What we have to remember anytime, anywhere, and at any circumstances is that: knowledge is strengthened when created to help and shared, being Collaboration instead of Competition a way to achieve that.

References


[1] American Psychiatric Association, Diagnostic and Statistical Manual of Mental Disorders (DSM), American Psychiatric Association (APA), Washington, DC, USA, 1952.

[2] Jonathan P. Bowen, Alan Turing: Founder of Computer Science, Engineering Trustworthy Software Systems: Second International School, SETSS 2016, Chongqing, China, March 28 - April 2, 2016, Tutorial Lectures (Jonathan P. Bowen, Zhiming Liu, and Zili Zhang, eds.), Springer International Publishing, Apr 2017.

[3] _______, Alan Turing: Founder of Computer Science, Engineering Trustworthy Software Systems: Second International School, SETSS 2016, Chongqing, China, March 28 - April 2, 2016, Tutorial Lectures (Jonathan P. Bowen, Zhiming Liu, and Zili Zhang, eds.), Springer International Publishing, Apr 2017, p. 12.

[4] Jack Drescher, Out of DSM: Depathologizing Homosexuality, Behavioral Sciences 5 (2015), no. 4, pp. 565–566.

[5] Peter Fritzche, The Life and Death in the Third Reich, The Belknap Press of Harvard University Press, 2008, pp. 76–77.

[6] Andrew Hodges, Alan Turing: The Enigma, Random House, 2012, pp. 163–164.

[7] _______, Alan Turing: The Enigma, Random House, 2012, pp. 574–577.

[8] _______, Alan Turing: The Enigma, Random House, 2012, p. 596.

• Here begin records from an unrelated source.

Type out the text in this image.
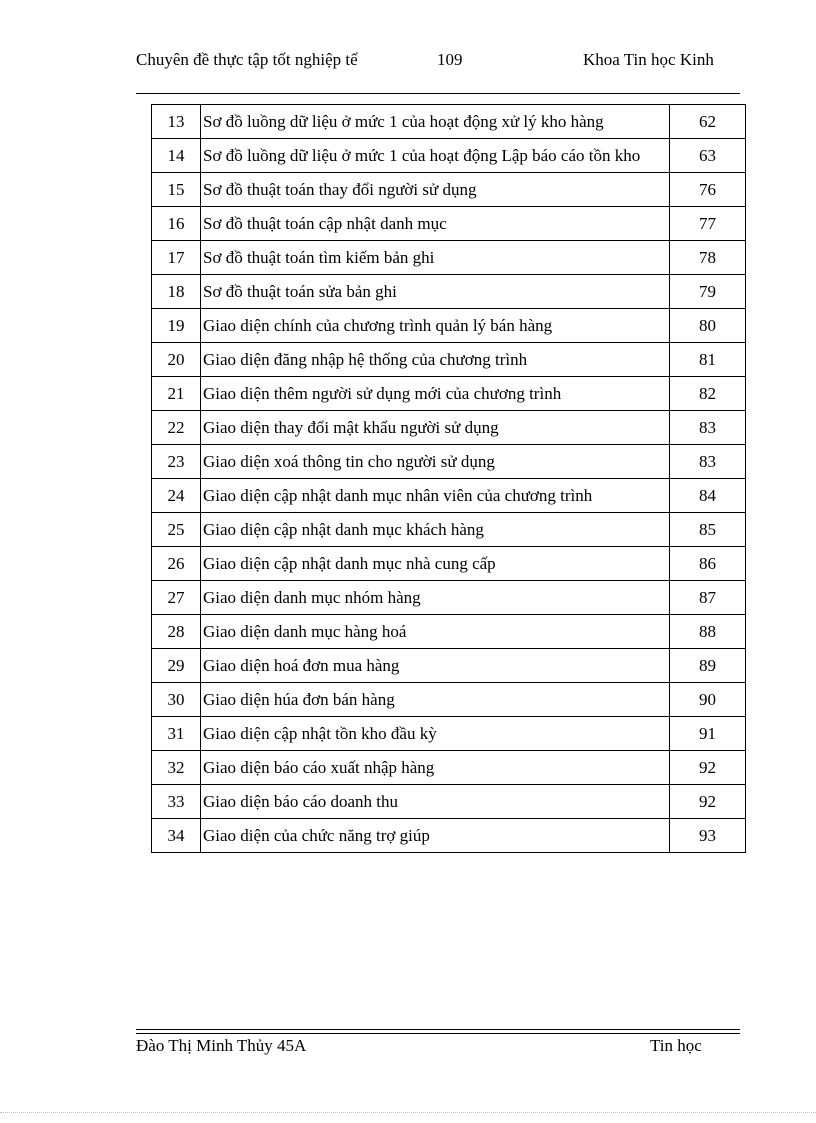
Chuyên đề thực tập tốt nghiệp tế	109	Khoa Tin học Kinh
13	Sơ đồ luồng dữ liệu ở mức 1 của hoạt động xử lý kho hàng	62
14	Sơ đồ luồng dữ liệu ở mức 1 của hoạt động Lập báo cáo tồn kho	63
15	Sơ đồ thuật toán thay đổi người sử dụng	76
16	Sơ đồ thuật toán cập nhật danh mục	77
17	Sơ đồ thuật toán tìm kiếm bản ghi	78
18	Sơ đồ thuật toán sửa bản ghi	79
19	Giao diện chính của chương trình quản lý bán hàng	80
20	Giao diện đăng nhập hệ thống của chương trình	81
21	Giao diện thêm người sử dụng mới của chương trình	82
22	Giao diện thay đổi mật khẩu người sử dụng	83
23	Giao diện xoá thông tin cho người sử dụng	83
24	Giao diện cập nhật danh mục nhân viên của chương trình	84
25	Giao diện cập nhật danh mục khách hàng	85
26	Giao diện cập nhật danh mục nhà cung cấp	86
27	Giao diện danh mục nhóm hàng	87
28	Giao diện danh mục hàng hoá	88
29	Giao diện hoá đơn mua hàng	89
30	Giao diện húa đơn bán hàng	90
31	Giao diện cập nhật tồn kho đầu kỳ	91
32	Giao diện báo cáo xuất nhập hàng	92
33	Giao diện báo cáo doanh thu	92
34	Giao diện của chức năng trợ giúp	93
Đào Thị Minh Thủy 45A	Tin học
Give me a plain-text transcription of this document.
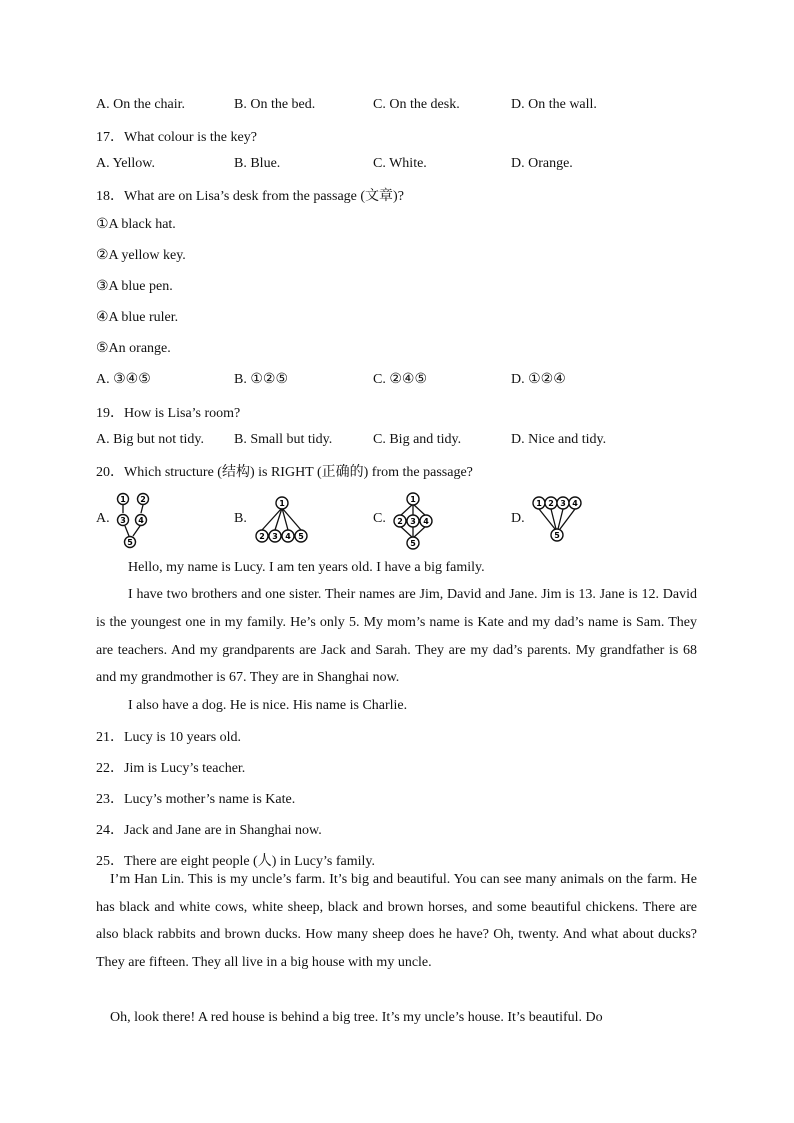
A. On the chair.	B. On the bed.	C. On the desk.	D. On the wall.
17．What colour is the key?
A. Yellow.	B. Blue.	C. White.	D. Orange.
18．What are on Lisa’s desk from the passage (文章)?
①A black hat.
②A yellow key.
③A blue pen.
④A blue ruler.
⑤An orange.
A. ③④⑤	B. ①②⑤	C. ②④⑤	D. ①②④
19．How is Lisa’s room?
A. Big but not tidy. B. Small but tidy.	C. Big and tidy.	D. Nice and tidy.
20．Which structure (结构) is RIGHT (正确的) from the passage?
A.	B.	C.	D.
1 2
3 4
5
1
2 3 4 5
1
2 3 4
5
1 2 3 4
5
Hello, my name is Lucy. I am ten years old. I have a big family.
I have two brothers and one sister. Their names are Jim, David and Jane. Jim is 13. Jane is 12. David is the youngest one in my family. He’s only 5. My mom’s name is Kate and my dad’s name is Sam. They are teachers. And my grandparents are Jack and Sarah. They are my dad’s parents. My grandfather is 68 and my grandmother is 67. They are in Shanghai now.
I also have a dog. He is nice. His name is Charlie.
21．Lucy is 10 years old.
22．Jim is Lucy’s teacher.
23．Lucy’s mother’s name is Kate.
24．Jack and Jane are in Shanghai now.
25．There are eight people (人) in Lucy’s family.
I’m Han Lin. This is my uncle’s farm. It’s big and beautiful. You can see many animals on the farm. He has black and white cows, white sheep, black and brown horses, and some beautiful chickens. There are also black rabbits and brown ducks. How many sheep does he have? Oh, twenty. And what about ducks? They are fifteen. They all live in a big house with my uncle.
Oh, look there! A red house is behind a big tree. It’s my uncle’s house. It’s beautiful. Do
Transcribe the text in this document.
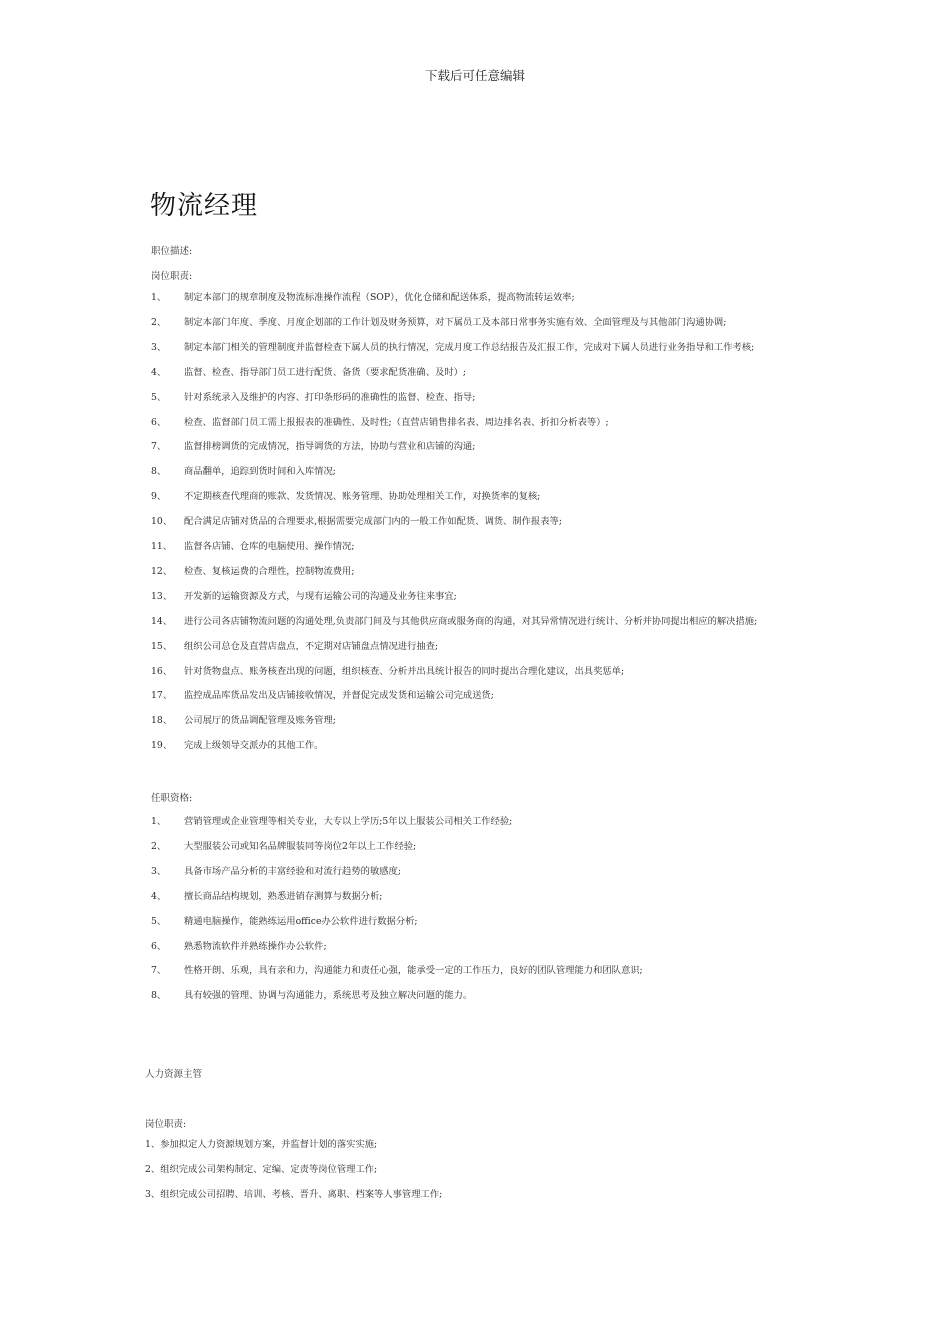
下载后可任意编辑
物流经理
职位描述:
岗位职责:
1、 制定本部门的规章制度及物流标准操作流程（SOP），优化仓储和配送体系，提高物流转运效率;
2、 制定本部门年度、季度、月度企划部的工作计划及财务预算，对下属员工及本部日常事务实施有效、全面管理及与其他部门沟通协调;
3、 制定本部门相关的管理制度并监督检查下属人员的执行情况，完成月度工作总结报告及汇报工作，完成对下属人员进行业务指导和工作考核;
4、 监督、检查、指导部门员工进行配货、备货（要求配货准确、及时）;
5、 针对系统录入及维护的内容、打印条形码的准确性的监督、检查、指导;
6、 检查、监督部门员工需上报报表的准确性、及时性;（直营店销售排名表、周边排名表、折扣分析表等）;
7、 监督排榜调货的完成情况，指导调货的方法，协助与营业和店铺的沟通;
8、 商品翻单，追踪到货时间和入库情况;
9、 不定期核查代理商的账款、发货情况、账务管理、协助处理相关工作，对换货率的复核;
10、 配合满足店铺对货品的合理要求,根据需要完成部门内的一般工作如配货、调货、制作报表等;
11、 监督各店铺、仓库的电脑使用、操作情况;
12、 检查、复核运费的合理性，控制物流费用;
13、 开发新的运输资源及方式，与现有运输公司的沟通及业务往来事宜;
14、 进行公司各店铺物流问题的沟通处理,负责部门间及与其他供应商或服务商的沟通，对其异常情况进行统计、分析并协同提出相应的解决措施;
15、 组织公司总仓及直营店盘点，不定期对店铺盘点情况进行抽查;
16、 针对货物盘点、账务核查出现的问题，组织核查、分析并出具统计报告的同时提出合理化建议，出具奖惩单;
17、 监控成品库货品发出及店铺接收情况，并督促完成发货和运输公司完成送货;
18、 公司展厅的货品调配管理及账务管理;
19、 完成上级领导交派办的其他工作。
任职资格:
1、 营销管理或企业管理等相关专业，大专以上学历;5年以上服装公司相关工作经验;
2、 大型服装公司或知名品牌服装同等岗位2年以上工作经验;
3、 具备市场产品分析的丰富经验和对流行趋势的敏感度;
4、 擅长商品结构规划，熟悉进销存测算与数据分析;
5、 精通电脑操作，能熟练运用office办公软件进行数据分析;
6、 熟悉物流软件并熟练操作办公软件;
7、 性格开朗、乐观，具有亲和力，沟通能力和责任心强，能承受一定的工作压力，良好的团队管理能力和团队意识;
8、 具有较强的管理、协调与沟通能力，系统思考及独立解决问题的能力。
人力资源主管
岗位职责:
1、参加拟定人力资源规划方案，并监督计划的落实实施;
2、组织完成公司架构制定、定编、定责等岗位管理工作;
3、组织完成公司招聘、培训、考核、晋升、离职、档案等人事管理工作;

[9] Charles Silverstein, The Implications of Removing Homosexuality from the DSM as a Mental Disorder, Arch Sex Behav. 38 (2009), no. 2, p. 161.

[10] Frederic C. Tubach, German Voices: Memories of Life During Hitler's Third Reich / Frederic C. Tubach with Sally Patterson Tubach., University of California Press, 2011, pp. 60–61.

[11] Alan M. Turing, On Computable Numbers, with An Application to the Entscheidungs Problem, Proceedings of the London Mathematical Society. 42 (1936), no. 2.

[12] _______, On Computable Numbers, with An Application to the Entscheidungs Problem, Proceedings of the London Mathematical Society. 42 (1936), no. 2, p. 230.

[13] _______, On Computable Numbers, with An Application to the Entscheidungs Problem, Proceedings of the London Mathematical Society. 42 (1936), no. 2, p. 231.

[14] _______, On Computable Numbers, with An Application to the Entscheidungs Problem, Proceedings of the London Mathematical Society. 42 (1936), no. 2, p. 232.